Наконец вернулся Легран, с ним были еще двое, одетые в короткие штаны европейского образца и курившие сигары, вставленные в невероятных размеров мундштуки. Судя по виду, его не слишком-то обрадовали сведения, которыми он успел обзавестись. Он сообщил нам, что накануне в селение внезапно нагрянула полицейская облава. И, скорее всего, их всполошило именно наше появление, стало быть, есть все основания подозревать, что днем они не только снова явятся сюда, но, хуже того, на сей раз могут сунуть нос еще дальше, чего доброго, доберутся даже до того селения, где мы должны были встретиться с Жеже. Ему так и не удалось узнать, успели ли вовремя предупредить Жеже. Если успели, нам, конечно, будет очень трудно узнать, куда он скрылся и где его можно будет найти.

— Очень трудно? — переспросила Анна.

— Может, и вообще невозможно,— подтвердил Легран.

— Ах, нет, только не это,— не поверила Анна.

— Все лучше, чем попасть им в лапы,— заметил Легран.

— Я богата,— сказала Анна.

— Он стоит дорого,— сообщил Легран.

— Но я очень, очень богата,— настаивала Анна.

— По-настоящему? — как-то сразу повеселел Легран.

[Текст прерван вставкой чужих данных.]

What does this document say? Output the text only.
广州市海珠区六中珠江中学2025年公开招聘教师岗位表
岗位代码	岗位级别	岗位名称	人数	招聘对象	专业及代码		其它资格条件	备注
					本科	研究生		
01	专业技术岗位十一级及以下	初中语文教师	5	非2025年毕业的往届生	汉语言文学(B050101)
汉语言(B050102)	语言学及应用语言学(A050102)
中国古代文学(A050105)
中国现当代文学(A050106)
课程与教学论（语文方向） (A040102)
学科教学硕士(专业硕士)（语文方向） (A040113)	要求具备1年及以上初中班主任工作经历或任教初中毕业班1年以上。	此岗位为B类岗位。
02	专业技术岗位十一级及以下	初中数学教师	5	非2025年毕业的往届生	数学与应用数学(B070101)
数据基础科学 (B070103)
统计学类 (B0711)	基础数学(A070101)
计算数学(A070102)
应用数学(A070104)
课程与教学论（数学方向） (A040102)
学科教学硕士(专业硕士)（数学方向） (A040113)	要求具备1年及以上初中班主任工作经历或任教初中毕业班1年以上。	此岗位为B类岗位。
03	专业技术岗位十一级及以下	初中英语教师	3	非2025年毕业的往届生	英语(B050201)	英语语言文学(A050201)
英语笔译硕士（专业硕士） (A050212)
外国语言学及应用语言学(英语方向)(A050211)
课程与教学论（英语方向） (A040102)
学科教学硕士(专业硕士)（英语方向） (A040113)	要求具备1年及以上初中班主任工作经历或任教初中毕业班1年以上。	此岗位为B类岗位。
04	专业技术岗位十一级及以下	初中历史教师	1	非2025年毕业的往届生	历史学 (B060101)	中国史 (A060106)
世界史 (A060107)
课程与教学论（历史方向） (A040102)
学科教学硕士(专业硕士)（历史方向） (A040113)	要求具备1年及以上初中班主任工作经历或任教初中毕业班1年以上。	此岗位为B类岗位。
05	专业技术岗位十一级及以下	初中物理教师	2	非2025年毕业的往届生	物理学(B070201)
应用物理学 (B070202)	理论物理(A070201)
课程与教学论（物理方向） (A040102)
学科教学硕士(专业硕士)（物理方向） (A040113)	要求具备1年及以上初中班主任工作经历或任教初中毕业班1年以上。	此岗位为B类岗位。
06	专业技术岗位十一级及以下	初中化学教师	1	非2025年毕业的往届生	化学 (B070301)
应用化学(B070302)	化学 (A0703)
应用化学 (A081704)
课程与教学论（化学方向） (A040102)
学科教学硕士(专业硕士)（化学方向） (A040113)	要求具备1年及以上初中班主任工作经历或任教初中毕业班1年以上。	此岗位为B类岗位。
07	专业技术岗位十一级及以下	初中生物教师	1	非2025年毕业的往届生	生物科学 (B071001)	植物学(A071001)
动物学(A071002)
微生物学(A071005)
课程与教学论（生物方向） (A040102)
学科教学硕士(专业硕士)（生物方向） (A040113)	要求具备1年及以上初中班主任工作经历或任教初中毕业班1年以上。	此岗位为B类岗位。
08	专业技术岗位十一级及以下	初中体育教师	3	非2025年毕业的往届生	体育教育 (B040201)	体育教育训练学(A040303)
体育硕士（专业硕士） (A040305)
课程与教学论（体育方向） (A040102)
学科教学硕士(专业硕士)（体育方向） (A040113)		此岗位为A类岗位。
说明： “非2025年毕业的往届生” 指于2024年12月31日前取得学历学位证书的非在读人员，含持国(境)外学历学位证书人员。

— Да,— подтвердила Анна.— Даже стыдно сказать.

— Ну, тогда,— проговорил Легран,— если, конечно, еще не слишком поздно, можно попытаться уладить дело…

У него был такой вид, будто он вдруг о чем-то вспомнил.

— А что,— поинтересовался он,— если это окажется не он?

— Можно считать, что это уже почти он,— успокоила его Анна.

— Не понял,— немного помолчав, признался Легран.

— Я хочу сказать,— пояснила Анна,— что даже в этом случае…

*
Легран решил, что нам лучше всего добраться до селения, находившегося в трех часах ходьбы, где еще накануне скрывался Жеже. Только там, даже если он уже успел смыться, мы сможем узнать, в каком направлении продолжать наши поиски. Он выглядел энергичным и исполненным самых смелых планов, особенно после сообщения Анны, и впервые после Леопольдвиля снизошел до того, чтобы выпить с нами немного голландского виски.

Мы тут же тронулись в путь, дабы не упустить ни малейшего шанса застать Жеже. Он мог пуститься в бега с минуты на минуту, так что нам надо было спешить. Нас сопровождали двое аборигенов из племени мангбуту, с которыми Легран имел долгое тайное совещание, сам он не очень хорошо помнил дорогу.

Едва покинув селение, мы сразу ступили на хорошо утоптанную торную тропу, такую узкую, что по ней можно было идти только гуськом. Анна шла передо мной, следом за Леграном и двумя аборигенами из мангбуту. Эпаминондас, позади меня, замыкал шествие. Было жарко, но по-прежнему дул саванный ветерок, так что идти было вполне терпимо. Время от времени Анна с улыбкой оборачивалась, и мы глядели друг на друга, не говоря ни единого слова. Да и о чем нам теперь было говорить? Она казалась мне бледнее обычного, но мы так мало спали, что не удивительно, если она просто устала. Через полчаса ходьбы Легран раздал нам бутерброды и печенье, которыми запасся в гостинице, где мы провели эту ночь. Чем не на шутку нас растрогал. Правда, ни у кого из нас, даже у Эпаминондаса, уже не было никакого аппетита. В течение всего этого долгого перехода не произошло ровно ничего, заслуживающего внимания. Разве что звучавшие время от времени странные восклицания Эпаминондаса — уже сильно напоминавшие крики аборигенов-мангбуту — всякий раз, когда ему казалось, будто он видел куду. Причем видел так явственно, что ему удалось на целых полчаса нарушить наш строгий график. Да еще голоса наших двоих мангбуту, которые время от времени переговаривались друг с другом, да так громко и так непривычно для наших ушей, что всякий раз заставляли нас вздрагивать от неожиданности. Местность была холмистая, и временами даже очень сильно. Когда мы оказывались в особенно глубоких лощинах, ветер исчезал и идти становилось довольно трудно. Правда, довольно быстро мы опять поднимались на взгорье и снова чувствовали теплый ветерок, овевавший всю саванну.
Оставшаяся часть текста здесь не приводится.